Cumhuriyetin kuruluşundan beri Türkiye'nin bir Kürt meselesi hep var olageldi. Önceleri, ağırlıklı olarak entegrasyon ve geri kalmışlık kaygılarıyla ele alınan bu sorun, 1980'lerden itibaren, PKK'nın ortaya çıkmasıyla bir güvenlik sorunu olarak ele alınmaya başlanmıştır. Böylece terör örgütü, Kürt sorununun karmaşık dinamiklerini unutturan bir işlev görmüştür. Güvenlik perspektifinin hâkim olduğu 1990'lı yıllar boyunca, OHAL yönetiminde Kürt sorunu teröre indirgenerek yönetilmeye çalışılmıştır.
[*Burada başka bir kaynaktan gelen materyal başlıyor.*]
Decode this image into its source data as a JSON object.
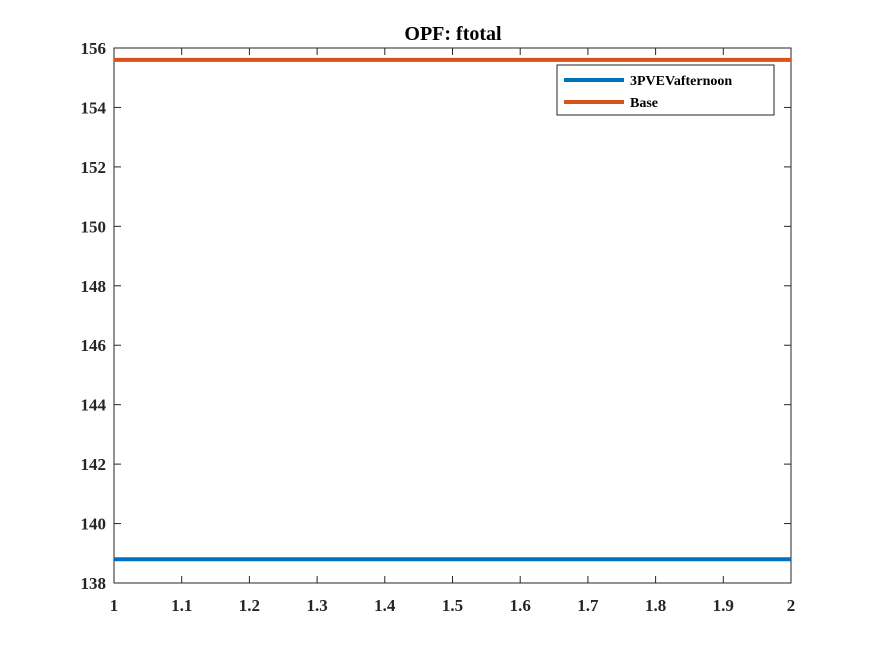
{
  "chart_data": {
    "type": "line",
    "title": "OPF: ftotal",
    "xlabel": "",
    "ylabel": "",
    "xlim": [
      1,
      2
    ],
    "ylim": [
      138,
      156
    ],
    "x_ticks": [
      "1",
      "1.1",
      "1.2",
      "1.3",
      "1.4",
      "1.5",
      "1.6",
      "1.7",
      "1.8",
      "1.9",
      "2"
    ],
    "y_ticks": [
      "138",
      "140",
      "142",
      "144",
      "146",
      "148",
      "150",
      "152",
      "154",
      "156"
    ],
    "grid": false,
    "legend_position": "top-right",
    "series": [
      {
        "name": "3PVEVafternoon",
        "color": "#0072BD",
        "x": [
          1,
          2
        ],
        "y": [
          138.8,
          138.8
        ]
      },
      {
        "name": "Base",
        "color": "#D95319",
        "x": [
          1,
          2
        ],
        "y": [
          155.6,
          155.6
        ]
      }
    ]
  }
}
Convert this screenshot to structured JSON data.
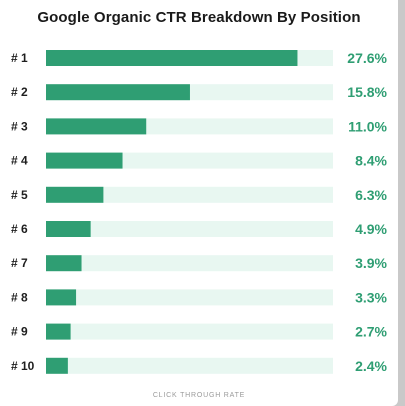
{
  "colors": {
    "bar": "#2f9e73",
    "track": "#e8f7f1",
    "value_text": "#2f9e73",
    "frame": "#c9c9c9"
  },
  "chart_data": {
    "type": "bar",
    "orientation": "horizontal",
    "title": "Google Organic CTR Breakdown By Position",
    "xlabel": "CLICK THROUGH RATE",
    "ylabel": "",
    "categories": [
      "# 1",
      "# 2",
      "# 3",
      "# 4",
      "# 5",
      "# 6",
      "# 7",
      "# 8",
      "# 9",
      "# 10"
    ],
    "values": [
      27.6,
      15.8,
      11.0,
      8.4,
      6.3,
      4.9,
      3.9,
      3.3,
      2.7,
      2.4
    ],
    "value_labels": [
      "27.6%",
      "15.8%",
      "11.0%",
      "8.4%",
      "6.3%",
      "4.9%",
      "3.9%",
      "3.3%",
      "2.7%",
      "2.4%"
    ],
    "xlim": [
      0,
      31.5
    ],
    "grid": false,
    "legend": "none"
  }
}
Çeyrek yüzyıldır, Kürt sorununu algılamamızı toptan değiştirecek birçok gelişme yaşanmasına rağmen, kamu otoritesinin soruna yaklaşımında terörle mücadele perspektifi ağırlığını korumaya devam etmektedir. Oysa bu yıllar boyunca, Türkiye'de ve bölgede, kamu otoritesinin soruna yaklaşımını gözden geçirmesini zorunlu kılan birçok gelişme yaşanmıştır.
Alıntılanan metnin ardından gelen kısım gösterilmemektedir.